Image courtesy of Parker Higgins.
An approach that does work is for the tracking entity to use https, the secure web protocol, for its communication with the user’s computer. This ensures that the unique ID that is transmitted is protected by encryption in a way that doesn’t leak to an eavesdropper any information about which connections are to the same user. Implementing https on a larger site is not as easy as it should be, but it seems to be the price of surveillance-proof tracking.For what it's worth "not as easy as it should be" would be considered by some to be something of an understatement. It's not easy, period. But it's becoming increasingly clear that it's something that probably needs to be done. Eight giant internet companies earlier this week took a strong stand on reforming surveillance.

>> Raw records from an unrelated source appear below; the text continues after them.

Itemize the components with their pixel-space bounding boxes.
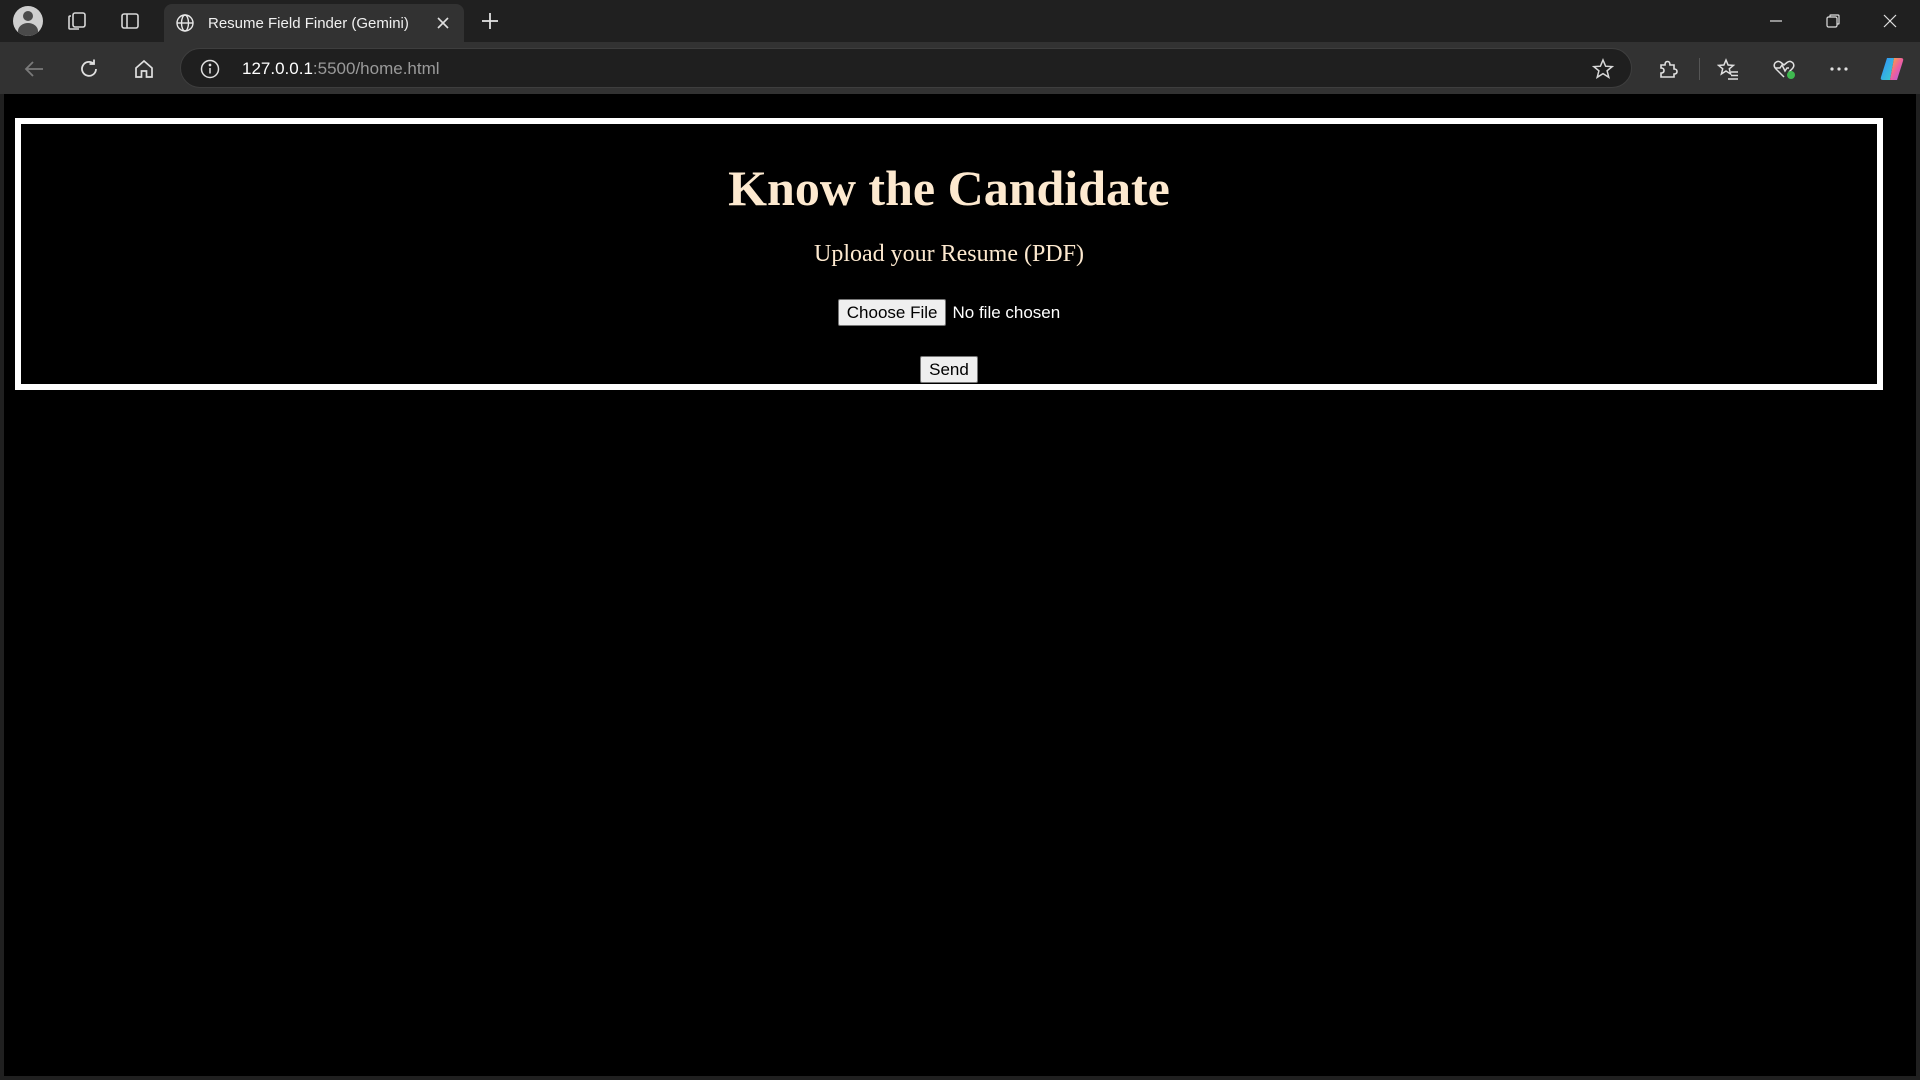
home-button[interactable] xyxy=(126,51,162,87)
page-title: Know the Candidate xyxy=(728,160,1170,216)
browser-tab-strip: Resume Field Finder (Gemini) xyxy=(0,0,1920,42)
favorites-icon xyxy=(1717,58,1738,80)
plus-icon xyxy=(482,13,498,29)
toolbar-divider xyxy=(1699,58,1700,80)
restore-icon xyxy=(1826,14,1840,28)
profile-icon xyxy=(13,6,43,36)
puzzle-icon xyxy=(1660,60,1678,78)
address-url[interactable]: 127.0.0.1:5500/home.html xyxy=(242,59,440,79)
back-arrow-icon xyxy=(24,61,43,77)
choose-file-button[interactable]: Choose File xyxy=(837,299,947,326)
page-viewport: Know the Candidate Upload your Resume (P… xyxy=(4,94,1916,1076)
minimize-icon xyxy=(1770,20,1782,22)
url-host: 127.0.0.1 xyxy=(242,59,313,78)
copilot-button[interactable] xyxy=(1874,51,1910,87)
more-icon xyxy=(1830,67,1848,71)
heart-pulse-icon xyxy=(1773,60,1795,79)
vertical-tabs-button[interactable] xyxy=(108,5,152,37)
minimize-button[interactable] xyxy=(1748,0,1804,42)
resume-file-input[interactable]: Choose File No file chosen xyxy=(21,299,1877,326)
browser-toolbar: 127.0.0.1:5500/home.html xyxy=(0,42,1920,94)
upload-card: Know the Candidate Upload your Resume (P… xyxy=(15,118,1883,390)
refresh-button[interactable] xyxy=(71,51,107,87)
address-bar[interactable]: 127.0.0.1:5500/home.html xyxy=(180,48,1632,88)
file-status-text: No file chosen xyxy=(952,302,1061,322)
favorite-star-icon[interactable] xyxy=(1591,57,1615,81)
close-tab-icon[interactable] xyxy=(432,12,454,34)
send-row: Send xyxy=(21,356,1877,383)
settings-and-more-button[interactable] xyxy=(1821,51,1857,87)
tab-title: Resume Field Finder (Gemini) xyxy=(208,14,409,32)
active-tab[interactable]: Resume Field Finder (Gemini) xyxy=(164,4,464,42)
upload-instruction: Upload your Resume (PDF) xyxy=(814,241,1084,267)
new-tab-button[interactable] xyxy=(468,5,512,37)
close-icon xyxy=(1883,14,1897,28)
extensions-button[interactable] xyxy=(1650,51,1686,87)
workspaces-icon xyxy=(68,12,86,30)
globe-icon xyxy=(174,12,196,34)
send-button[interactable]: Send xyxy=(920,356,978,383)
workspaces-button[interactable] xyxy=(55,5,99,37)
tab-actions-icon xyxy=(121,13,139,29)
home-icon xyxy=(135,59,153,78)
browser-essentials-button[interactable] xyxy=(1766,51,1802,87)
profile-avatar[interactable] xyxy=(6,5,50,37)
copilot-icon xyxy=(1880,58,1904,80)
restore-button[interactable] xyxy=(1805,0,1861,42)
refresh-icon xyxy=(81,59,97,77)
favorites-button[interactable] xyxy=(1710,51,1746,87)
url-path: :5500/home.html xyxy=(312,59,440,78)
back-button[interactable] xyxy=(16,51,52,87)
site-info-icon[interactable] xyxy=(199,58,221,80)
close-window-button[interactable] xyxy=(1862,0,1918,42)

To show that they're serious about this, moving to an all HTTPS world would be a very clear step that they're not just saying things, but actually doing things to protect their users' privacy from an overreaching NSA.
Felten also notes another alternative, which would be storing everything on the client side:
Another approach to protecting users is to switch to a method that holds all of the stored information on the client side, that is, in the user’s browser. The idea is that rather than having the server accumulate a record of the user’s activities (or some kind of preference profile based on those activities), you would instead have the user’s browser store the same information for you. This approach is taken by some of the privacy-preserving behavioral advertising systems that have been proposed. If information is accumulated on the user’s own computer, there doesn’t need to be a unique identifier that is sent across the Internet every time the user accesses your site. Instead, you can send encrypted data only at the times you need it. This requires more aggressive re-engineering of an ad or analytics service, but it provides additional benefits to the user in terms of privacy and transparency.As he notes, there are significant challenges there as well, and potential side effects in the way certain things would work, but it is also an approach worth exploring.
Either way, if companies are serious about protecting their users privacy, looking into ways to protect cookie data and stop the NSA cookie monster would be a good start.